Fast Facts: Giant Pandas

  • Scientific Name: Ailuropoda melanoleuca
  • Common Names: Giant panda
  • Basic Animal Group: Mammal
  • Size: 2–3 feet tall at the shoulder when on four legs, about 5-feet tall standing erect
  • Weight: 150–300 pounds
  • Lifespan: 20 years (in the wild)
  • Diet: Omnivore
  • Habitat: Broadleaf and mixed forests, where bamboo is present, in southeast China 
  • Population: About 1,600
  • Conservation Status: Vulnerable

Description

Giant pandas have a body shape and build that is typical of most bears and are roughly the size of an American black bear. They have a distinctive black-and-white coat with black fur covering their ears, arms and legs, and part of their chest and back. The rest of their fur is white.
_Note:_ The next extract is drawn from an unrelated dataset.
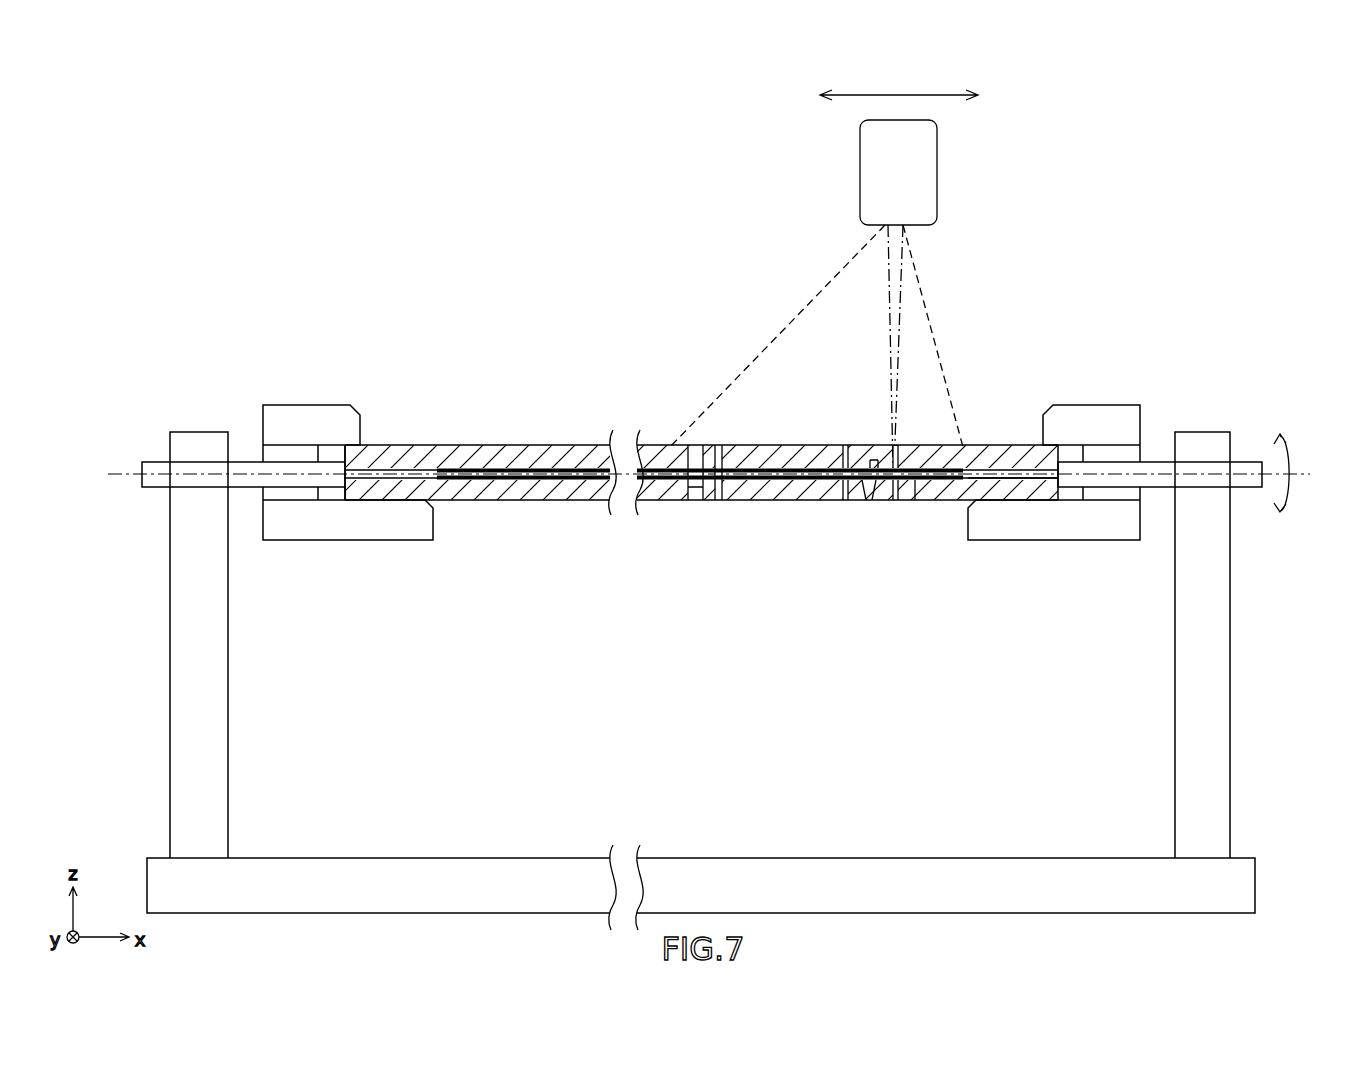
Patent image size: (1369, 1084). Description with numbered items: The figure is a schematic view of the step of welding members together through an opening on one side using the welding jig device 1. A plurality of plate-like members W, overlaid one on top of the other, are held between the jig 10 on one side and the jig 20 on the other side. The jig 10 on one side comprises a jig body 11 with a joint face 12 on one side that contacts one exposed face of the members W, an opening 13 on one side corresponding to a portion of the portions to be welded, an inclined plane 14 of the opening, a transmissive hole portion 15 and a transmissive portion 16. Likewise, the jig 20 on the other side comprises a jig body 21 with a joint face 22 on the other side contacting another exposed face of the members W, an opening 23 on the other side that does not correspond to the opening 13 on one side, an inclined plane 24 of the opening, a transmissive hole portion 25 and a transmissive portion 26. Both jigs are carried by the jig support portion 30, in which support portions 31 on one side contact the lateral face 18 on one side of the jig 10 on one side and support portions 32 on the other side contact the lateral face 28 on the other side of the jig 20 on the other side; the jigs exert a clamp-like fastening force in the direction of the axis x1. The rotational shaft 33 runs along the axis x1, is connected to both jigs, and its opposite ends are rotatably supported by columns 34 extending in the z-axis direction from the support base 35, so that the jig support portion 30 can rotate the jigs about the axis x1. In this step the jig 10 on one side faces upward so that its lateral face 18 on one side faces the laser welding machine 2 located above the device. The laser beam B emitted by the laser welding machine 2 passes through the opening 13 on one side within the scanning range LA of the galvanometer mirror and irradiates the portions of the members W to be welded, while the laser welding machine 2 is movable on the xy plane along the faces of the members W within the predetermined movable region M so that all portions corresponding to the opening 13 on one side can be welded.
Giant pandas' molars are very broad and flat, which helps the animals crush the bamboo shoots, leaves, and stems that they eat. They also have an enlarged wrist bone that functions as an opposable thumb, which helps them grasp the bamboo. Giant pandas do not hibernate and are the rarest species in the bear family.

Habitat and Range

Giant pandas inhabit the broadleaf and mixed forests where bamboo is present, in southeast China. They usually communicate using calls or scent marks. Giant pandas have a sophisticated sense of smell and they use scent marking to recognize and define their territories.

Diet and Behavior

Giant pandas are highly specialized in terms of their diet. Bamboo accounts for over 99 percent of the giant pandas' diet, though they sometimes hunt for pikas and other small rodents. Since bamboo is a poor source of nutrition, the bears must make up for this by consuming vast amounts of the plant. Another strategy they use to compensate for their bamboo diet is to conserve their energy by remaining within a small area. To consume sufficient bamboo to provide all the energy they need, it takes giant pandas as long as 10 and 12 hours of feeding every day.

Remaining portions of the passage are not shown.